WHEN YOU look at the Norman Shaw building on the Embankment next to Westminster Tube station (below, left) it is difficult to envisage it as the grandest opera house in Europe. It used to be Scotland Yard, the headquarters of the Metropolitan Police and is now used to provide offices for MPs. But in the early 1870s James Mapleson, a well-known impressario, not only planned to build a Grand National Opera House on this site but actually built nearly all of it. With a frontage of 160 feet (see, above) it was planned to have been bigger and grander than La Scala in Milan, complete with an underground passageway to the Houses of Parliament – which is still there – so MPs and peers could abscond from the Opera if there was a division bell. It would have been completed had Mr Mapleson not run out of money before he reached the roof.
Strenuous efforts to raise the final amount failed and the uncompleted building lay desolate for years afterwards prompting this comment from the Liverpool Mercury in June 1884: “For years this melancholy pile which even in its incomplete state represented five million bricks and tons upon tons of iron girders has been an eyesore whether seen from Parliament Street or the Embankment, forming, in fact a striking monument to grandly conceived but unfilled intentions”.
The bulk of the building was later demolished but not the solid foundations which went down to a depth of 50 ft – deeper than the adjoining District Line.

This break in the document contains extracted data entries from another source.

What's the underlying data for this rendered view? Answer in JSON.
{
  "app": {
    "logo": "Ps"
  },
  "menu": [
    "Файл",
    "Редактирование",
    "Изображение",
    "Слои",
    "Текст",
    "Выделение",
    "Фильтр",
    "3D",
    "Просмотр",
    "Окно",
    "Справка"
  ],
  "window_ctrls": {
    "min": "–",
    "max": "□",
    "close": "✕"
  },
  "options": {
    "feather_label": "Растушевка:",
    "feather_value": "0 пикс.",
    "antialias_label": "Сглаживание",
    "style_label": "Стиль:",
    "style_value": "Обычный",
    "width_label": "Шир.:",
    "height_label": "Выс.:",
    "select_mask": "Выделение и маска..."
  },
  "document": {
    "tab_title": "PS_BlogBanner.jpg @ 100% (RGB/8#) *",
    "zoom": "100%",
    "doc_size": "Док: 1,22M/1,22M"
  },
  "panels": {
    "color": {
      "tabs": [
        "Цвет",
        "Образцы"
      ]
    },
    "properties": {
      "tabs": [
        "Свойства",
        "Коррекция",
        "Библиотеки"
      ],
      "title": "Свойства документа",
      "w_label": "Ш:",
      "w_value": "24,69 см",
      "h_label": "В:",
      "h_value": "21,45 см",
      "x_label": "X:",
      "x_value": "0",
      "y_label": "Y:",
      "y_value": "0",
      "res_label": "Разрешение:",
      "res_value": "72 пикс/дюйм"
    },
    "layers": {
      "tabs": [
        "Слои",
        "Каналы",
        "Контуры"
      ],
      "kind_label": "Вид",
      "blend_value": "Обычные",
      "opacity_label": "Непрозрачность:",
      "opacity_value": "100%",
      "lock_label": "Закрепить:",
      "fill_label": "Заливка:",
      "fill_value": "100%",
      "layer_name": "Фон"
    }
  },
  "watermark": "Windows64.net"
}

They are still there. Mapleson’s son in a letter to Sunday Times in July, 1910 lamented that rooms built for opera singers had been converted into cells for prisoners.
I was refused permission to go and look for myself (Elf and safety, terrorism etc) but was kindly given this map of the basement which shows rooms that presumably were once intended for opera stars and the subway (bottom right) to Parliament.
During the original excavations it was discovered that the foundations rested on the bed of the creek that surrounded Thorney Island, the land between the confluence of the Tyburn river with the Thames, on which Westminster Abbey, Westminster School and the Houses of Parliament were built. London is not short of buried history but the opera-house-that-wasn’t is one of the most buried.
Another fascinating fact is that parliamentary documents indicate that the east bound platform of the District Line at Westminster Station had an entrance – now disused – (photo, left) to enable the police to move men from Scotland Yard without having to go into the streets. This was (is) almost certainly part of the subterranean passages of the opera house that was never built because they couldn’t find the money for the roof. Somehow that seems to serve as a metaphor for the economic situation today.